Description
This classic Green Bean Casserole recipe features tender green beans coated in a creamy mushroom sauce, topped with a crispy Parmesan and breadcrumb crust, baked to golden perfection. Perfect as a comforting side dish for family dinners or holiday gatherings.
Ingredients
Vegetables
- 1 pound green beans, trimmed
- 8 ounces mushrooms (cremini, baby bella, or white), sliced
- 1 medium onion, chopped
- 2 cloves garlic, minced
Dairy & Fats
- 1 tablespoon unsalted butter
- 1 tablespoon olive oil
- 1 cup heavy whipping cream
- 1/3 cup Parmesan cheese, grated
Pantry
- 2 tablespoons all-purpose flour
- 1/2 cup chicken or vegetable broth
- 1 tablespoon Worcestershire sauce
- 1 tablespoon soy sauce
- Salt, to taste
- Black pepper, to taste
- 1/2 cup breadcrumbs
- 1/4 teaspoon garlic powder (or 1 teaspoon garlic flakes)
- 1 teaspoon dried parsley
Instructions
- Blanch green beans: Bring a large pot of salted water to a boil. Add the trimmed green beans and blanch for 5-8 minutes until tender-crisp. Drain the beans and set them aside.
- Preheat oven: Set your oven to 375°F (190°C) to prepare for baking the casserole later.
- Sauté mushrooms and onions: In a large skillet over medium-high heat, heat the butter and olive oil together. Add the sliced mushrooms and sauté until they turn golden brown. Add the chopped onion and cook until it becomes soft and translucent. Stir in the minced garlic and cook for an additional minute until fragrant.
- Make sauce: Sprinkle the flour over the sautéed vegetables and cook while stirring constantly for 1-2 minutes to eliminate the raw flour taste. Gradually whisk in the chicken or vegetable broth and bring it to a boil. Lower the heat and stir in the heavy cream, Worcestershire sauce, and soy sauce. Let the sauce simmer until it thickens. Season with salt and black pepper to taste.

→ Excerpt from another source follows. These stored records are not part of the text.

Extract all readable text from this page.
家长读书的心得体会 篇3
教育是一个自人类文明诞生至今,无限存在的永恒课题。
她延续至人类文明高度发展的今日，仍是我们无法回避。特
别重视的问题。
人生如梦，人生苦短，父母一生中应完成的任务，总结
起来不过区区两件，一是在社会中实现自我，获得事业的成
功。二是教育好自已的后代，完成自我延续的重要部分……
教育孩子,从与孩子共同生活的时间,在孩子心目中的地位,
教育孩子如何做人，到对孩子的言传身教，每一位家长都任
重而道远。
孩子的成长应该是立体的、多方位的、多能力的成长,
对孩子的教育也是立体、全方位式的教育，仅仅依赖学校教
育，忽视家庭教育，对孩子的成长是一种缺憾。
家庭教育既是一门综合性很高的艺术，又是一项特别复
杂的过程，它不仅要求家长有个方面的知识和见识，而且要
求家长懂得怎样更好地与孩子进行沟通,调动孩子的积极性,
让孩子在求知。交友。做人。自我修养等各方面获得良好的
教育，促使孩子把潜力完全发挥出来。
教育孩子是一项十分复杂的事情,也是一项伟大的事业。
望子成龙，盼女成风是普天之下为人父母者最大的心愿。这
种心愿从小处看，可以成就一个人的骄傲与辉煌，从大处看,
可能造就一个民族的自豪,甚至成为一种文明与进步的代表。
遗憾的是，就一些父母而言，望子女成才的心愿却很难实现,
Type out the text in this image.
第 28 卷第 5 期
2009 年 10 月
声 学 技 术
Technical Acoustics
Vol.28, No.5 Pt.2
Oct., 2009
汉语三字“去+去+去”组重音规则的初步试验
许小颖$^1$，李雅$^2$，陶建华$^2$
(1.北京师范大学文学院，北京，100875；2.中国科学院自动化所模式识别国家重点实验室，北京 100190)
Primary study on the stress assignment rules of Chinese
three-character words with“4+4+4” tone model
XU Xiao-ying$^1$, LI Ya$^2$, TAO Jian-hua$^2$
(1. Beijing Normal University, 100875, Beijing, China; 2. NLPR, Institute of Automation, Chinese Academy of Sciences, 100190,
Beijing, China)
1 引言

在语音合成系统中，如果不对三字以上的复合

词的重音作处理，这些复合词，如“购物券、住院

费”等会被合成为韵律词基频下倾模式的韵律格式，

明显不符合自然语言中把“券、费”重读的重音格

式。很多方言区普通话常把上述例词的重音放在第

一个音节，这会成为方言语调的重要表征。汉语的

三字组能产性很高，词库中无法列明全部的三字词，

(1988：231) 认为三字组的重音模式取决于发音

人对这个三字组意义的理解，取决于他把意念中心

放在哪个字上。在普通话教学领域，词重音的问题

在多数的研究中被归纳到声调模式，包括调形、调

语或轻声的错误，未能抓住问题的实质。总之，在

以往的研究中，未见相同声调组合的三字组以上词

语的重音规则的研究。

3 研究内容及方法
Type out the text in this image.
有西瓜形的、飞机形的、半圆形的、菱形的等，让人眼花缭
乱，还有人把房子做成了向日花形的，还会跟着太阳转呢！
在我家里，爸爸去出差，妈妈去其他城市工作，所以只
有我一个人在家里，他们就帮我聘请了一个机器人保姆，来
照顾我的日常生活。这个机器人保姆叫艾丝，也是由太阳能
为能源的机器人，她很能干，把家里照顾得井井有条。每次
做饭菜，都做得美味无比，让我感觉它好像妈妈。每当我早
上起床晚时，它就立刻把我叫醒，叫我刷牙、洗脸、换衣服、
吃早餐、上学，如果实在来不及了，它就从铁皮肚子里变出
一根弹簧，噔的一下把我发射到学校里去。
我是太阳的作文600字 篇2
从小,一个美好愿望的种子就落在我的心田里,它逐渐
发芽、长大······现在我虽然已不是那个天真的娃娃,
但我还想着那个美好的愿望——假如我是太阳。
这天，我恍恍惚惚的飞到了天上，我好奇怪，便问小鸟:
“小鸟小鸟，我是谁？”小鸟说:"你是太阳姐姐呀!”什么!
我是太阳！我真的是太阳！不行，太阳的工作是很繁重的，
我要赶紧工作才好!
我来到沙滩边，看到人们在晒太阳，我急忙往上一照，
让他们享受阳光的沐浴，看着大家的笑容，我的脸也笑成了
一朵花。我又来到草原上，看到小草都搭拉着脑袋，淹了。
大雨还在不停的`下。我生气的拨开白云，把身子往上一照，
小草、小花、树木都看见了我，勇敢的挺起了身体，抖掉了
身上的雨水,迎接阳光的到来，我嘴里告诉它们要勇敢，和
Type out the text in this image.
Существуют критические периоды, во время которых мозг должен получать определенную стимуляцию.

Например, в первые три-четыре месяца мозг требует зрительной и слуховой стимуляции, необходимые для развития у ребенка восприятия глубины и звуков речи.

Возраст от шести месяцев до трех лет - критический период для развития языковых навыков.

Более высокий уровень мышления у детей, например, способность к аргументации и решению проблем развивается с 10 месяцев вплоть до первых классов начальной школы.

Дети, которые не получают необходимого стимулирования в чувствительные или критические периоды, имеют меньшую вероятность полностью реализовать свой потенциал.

- Combine and bake: Add the blanched green beans to the creamy mushroom sauce and stir until well coated. Transfer the mixture to a casserole dish. In a small bowl, mix together the breadcrumbs, grated Parmesan cheese, garlic powder, and dried parsley. Sprinkle this mixture evenly over the top of the casserole. Bake in the preheated oven for 20 minutes until bubbling. Then, broil for 2-3 minutes or until the topping is golden brown and crispy.
Notes
- Blanching green beans helps retain their bright color and crunchy texture.
- You can substitute heavy cream with half-and-half for a lighter version, but the sauce may be less rich.
- Use gluten-free flour and breadcrumbs to make this dish gluten-free.
- For a vegetarian version, use vegetable broth instead of chicken broth and ensure Worcestershire sauce is vegetarian-friendly.
- The broil step requires close attention to avoid burning the topping.